Per ora, la produzione è affidata a 35 galline. Poche e libere di scorrazzare qua e là. Ma da qui a un mese, quando sarà fondata la cooperativa agricola sociale, le cose cambieranno un bel pò: per gli attivisti di Almaterra si avvicina la prova del mercato.
C’è da intendersi, però. «Parliamo di un’azienda agricola biologica – afferma Mattia Pastò, membro dell’associazione -, di una fattoria sociale, e di un circolo culturale con centro educativo permanente, in cui tutti lavoreranno in modo sinergico, condividendo spazi e risorse, in vista della sostenibilità economica ed ecologica».
D’accordo, ma in pratica a che serve? «Per esempio – continua Pastò – il progetto “adotta una gallina”. L’idea è venuta a una nostra collaboratrice: chiedere alla gente di finanziare la produzione. Funzionerà così: il cliente sceglie, appunto, una gallina, che continua a vivere e a produrre nella nostra sede di Cervarese Santa Croce; tuttavia, dietro pagamento di un compenso, ha diritto a un certo numero di uova l’anno». Quanto per quante uova? «Dipende – chiarisce Pastò -: avevamo pensato a 100 euro per 200 uova l’anno; la spesa comprende anche il tesseramento all’associazione. Ma adesso stiamo facendo un pò di valutazioni. In effetti, il valore aggiunto è la qualità: gli animali sono liberi di scorrazzare nei nostri terreni, non soffrono lo stress e producono anche quando non lo farebbero se piazzati in batteria. Però stiamo valutando anche soluzioni a 50 e a 25 euro».

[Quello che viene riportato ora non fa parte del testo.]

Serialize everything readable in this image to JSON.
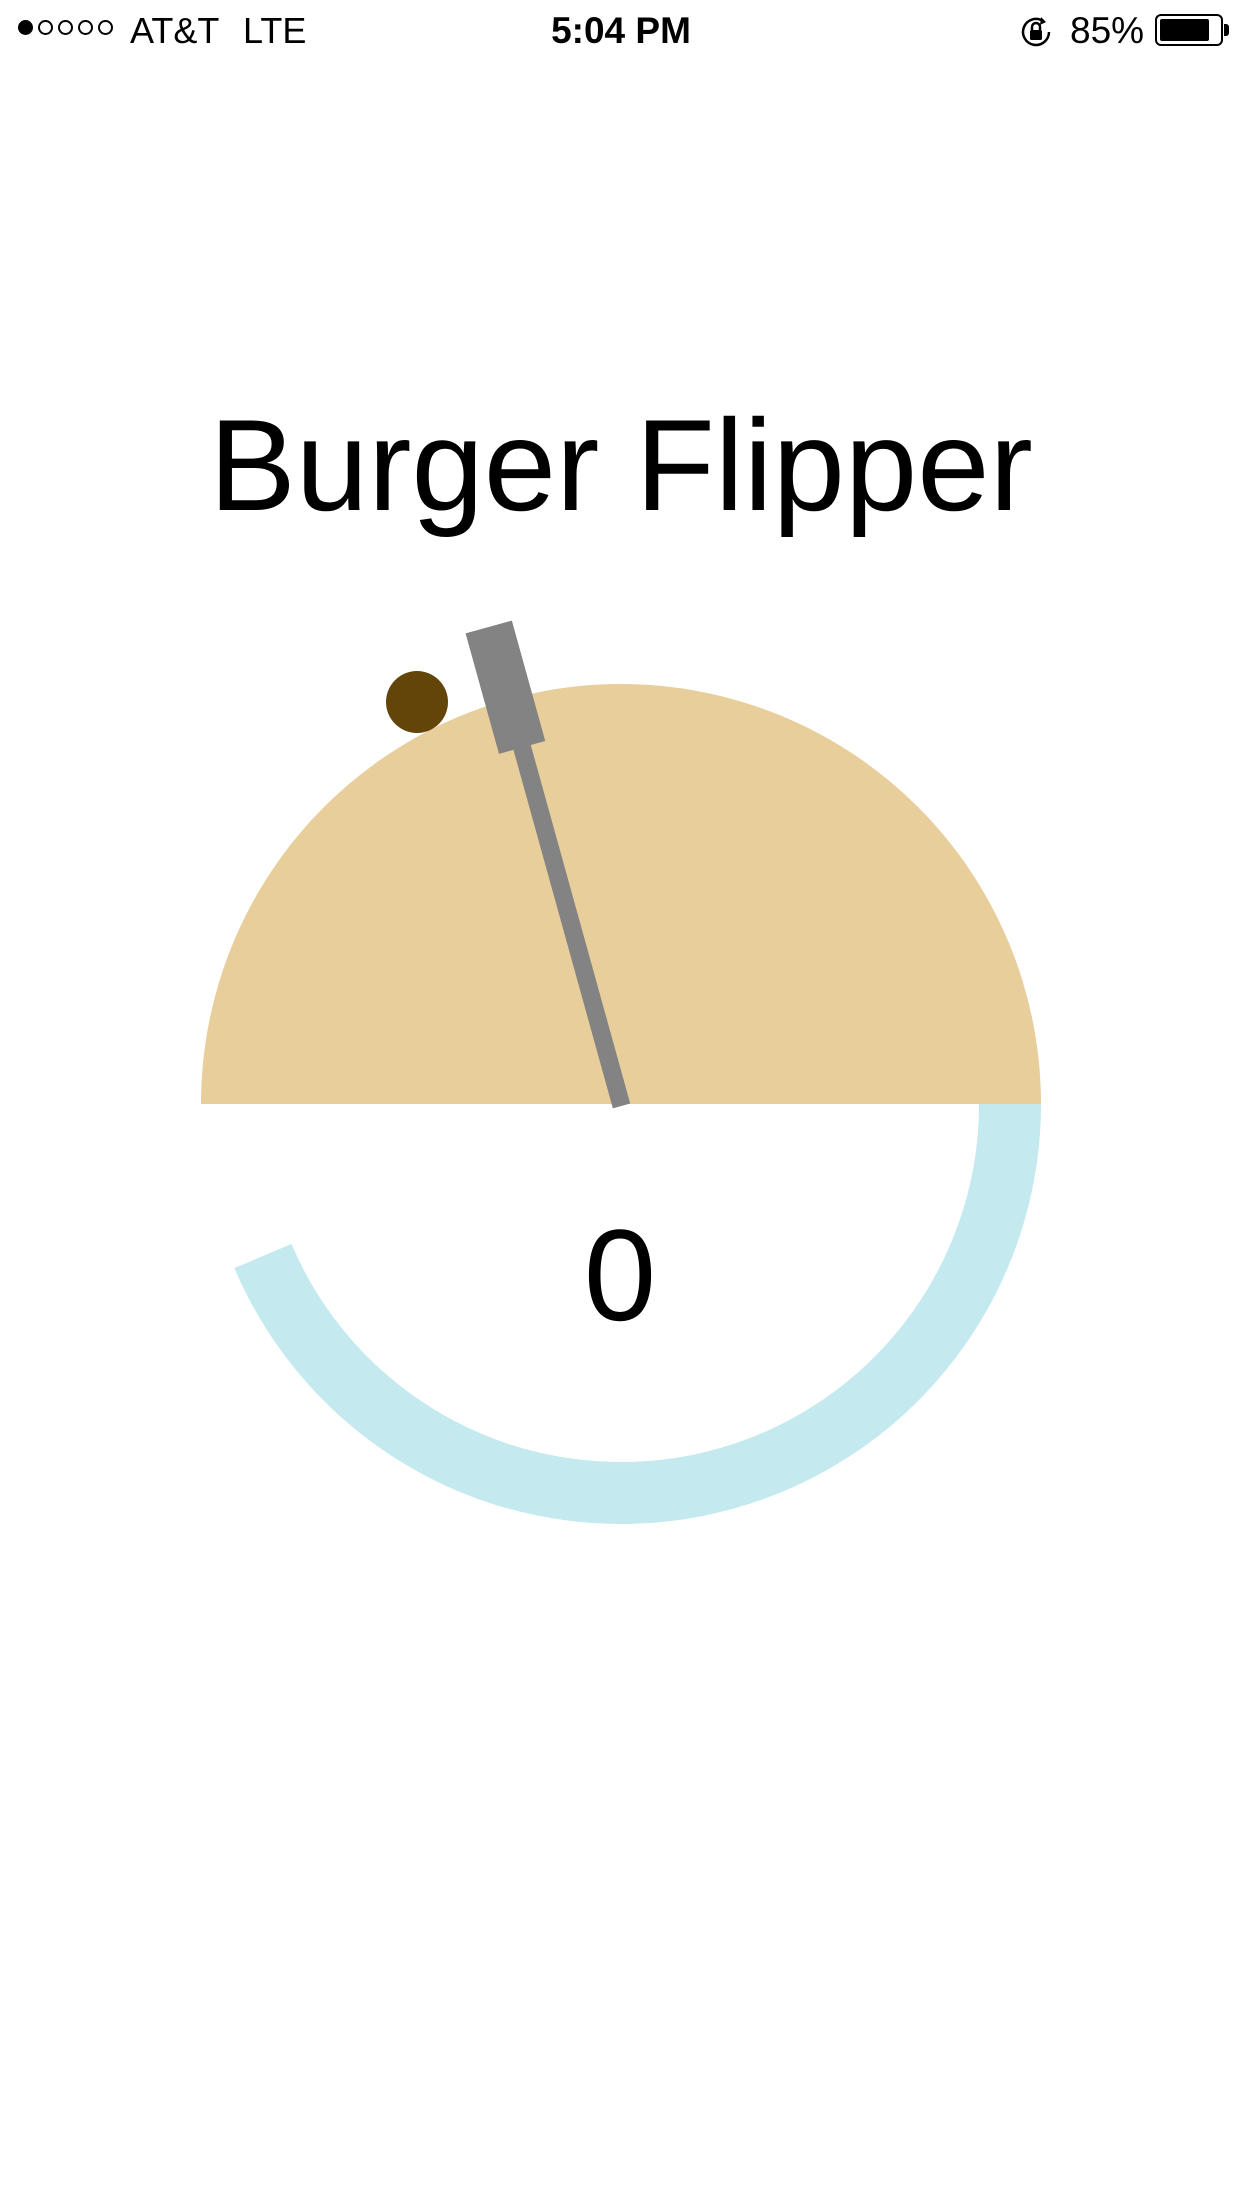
{
  "status_bar": {
    "signal_strength": 1,
    "signal_max": 5,
    "carrier": "AT&T",
    "network": "LTE",
    "time": "5:04 PM",
    "battery_percent_label": "85%",
    "battery_level": 0.85
  },
  "game": {
    "title": "Burger Flipper",
    "score": "0",
    "timer_progress": 0.65
  },
  "colors": {
    "grill": "#E8CE9B",
    "timer_ring": "#C4EAF0",
    "spatula": "#838383",
    "burger": "#634409",
    "text": "#000000"
  },
  "icons": {
    "rotation_lock": "rotation-lock-icon"
  }
}
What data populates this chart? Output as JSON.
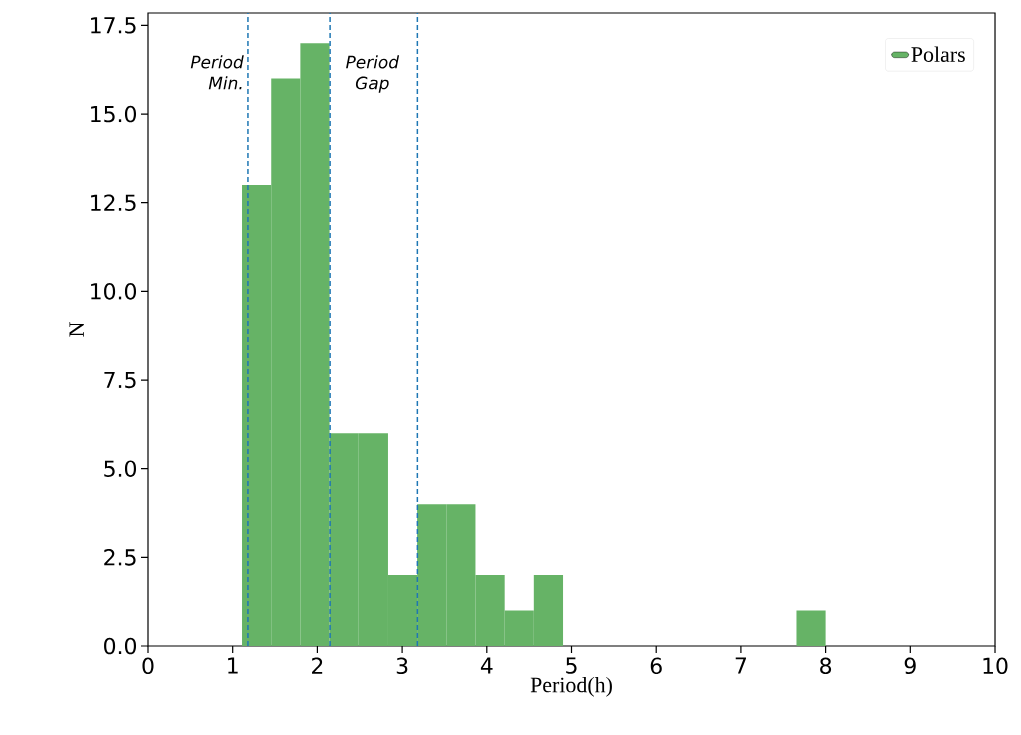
{
  "chart_data": {
    "type": "histogram",
    "xlabel": "Period(h)",
    "ylabel": "N",
    "bins": [
      1.11,
      1.455,
      1.799,
      2.144,
      2.488,
      2.833,
      3.177,
      3.522,
      3.866,
      4.211,
      4.555,
      4.9,
      5.244,
      5.589,
      5.933,
      6.278,
      6.622,
      6.967,
      7.311,
      7.656,
      8.0
    ],
    "series": [
      {
        "name": "Polars",
        "color": "#66b366",
        "values": [
          13,
          16,
          17,
          6,
          6,
          2,
          4,
          4,
          2,
          1,
          2,
          0,
          0,
          0,
          0,
          0,
          0,
          0,
          0,
          1
        ]
      }
    ],
    "xlim": [
      0,
      10
    ],
    "xticks": [
      0,
      1,
      2,
      3,
      4,
      5,
      6,
      7,
      8,
      9,
      10
    ],
    "ylim": [
      0,
      17.85
    ],
    "yticks": [
      {
        "value": 0,
        "label": "0.0"
      },
      {
        "value": 2.5,
        "label": "2.5"
      },
      {
        "value": 5,
        "label": "5.0"
      },
      {
        "value": 7.5,
        "label": "7.5"
      },
      {
        "value": 10,
        "label": "10.0"
      },
      {
        "value": 12.5,
        "label": "12.5"
      },
      {
        "value": 15,
        "label": "15.0"
      },
      {
        "value": 17.5,
        "label": "17.5"
      }
    ],
    "ref_lines": [
      {
        "axis": "x",
        "value": 1.18,
        "label": "Period Min.",
        "color": "#1f77b4",
        "line_style": "dashed"
      },
      {
        "axis": "x",
        "value": 2.15,
        "label": "Period Gap",
        "color": "#1f77b4",
        "line_style": "dashed"
      },
      {
        "axis": "x",
        "value": 3.18,
        "color": "#1f77b4",
        "line_style": "dashed"
      }
    ],
    "legend": "top right",
    "grid": false
  }
}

Almaterra è anzitutto un trust (una sorta di mandato fiduciario) fondato da Pastò e da Judit Gabriel, con la scopo di «realizzare il pieno sviluppo delle potenzialità umane in una relazione rispettosa, armoniosa, creativa e costruttiva con il sistema ambientale e antropologico»; dal trust deriva l’associazione, e da quest’ultima nascerà la cooperativa agricola. Le strutture del trust – i terreni e la casa colonica di Cervarese – sono beni legati alla missione sociale ed ecologica dell’associazione. «Quando è morto mio padre – spiega Pastò – avevo 17 anni. Da allora ho sempre avuto bisogno di una comunità elettiva nella quale riconoscermi. Per questo ho pensato a una comunità che si sviluppa dal basso. E poi, la nostra è un’idea legata alla sovranità alimentare, che in Veneto è venuta a mancare. Non produciamo più cibo a sufficienza per noi stessi. Bisogna cambiare direzione. Siamo per la multifunzionalità in agricoltura, che è una via percorribile, anche perché incoraggiata dai molti finanziamenti previsti nei piani di sviluppo rurale».
Sia Pastò che la Gabriel sono attori. «Mi occupo di teatro – spiega lui – ma anche di altre attività artigianali. Ho 32 anni. Anche Judit è attrice e presidente di una cooperativa senza fine di lucro. È anche vero che, dato l’interesse di questo Paese per la cultura e considerati i tagli continui al settore, oggi con il teatro non ci campi. Devi essere capace di fare qualcos’altro».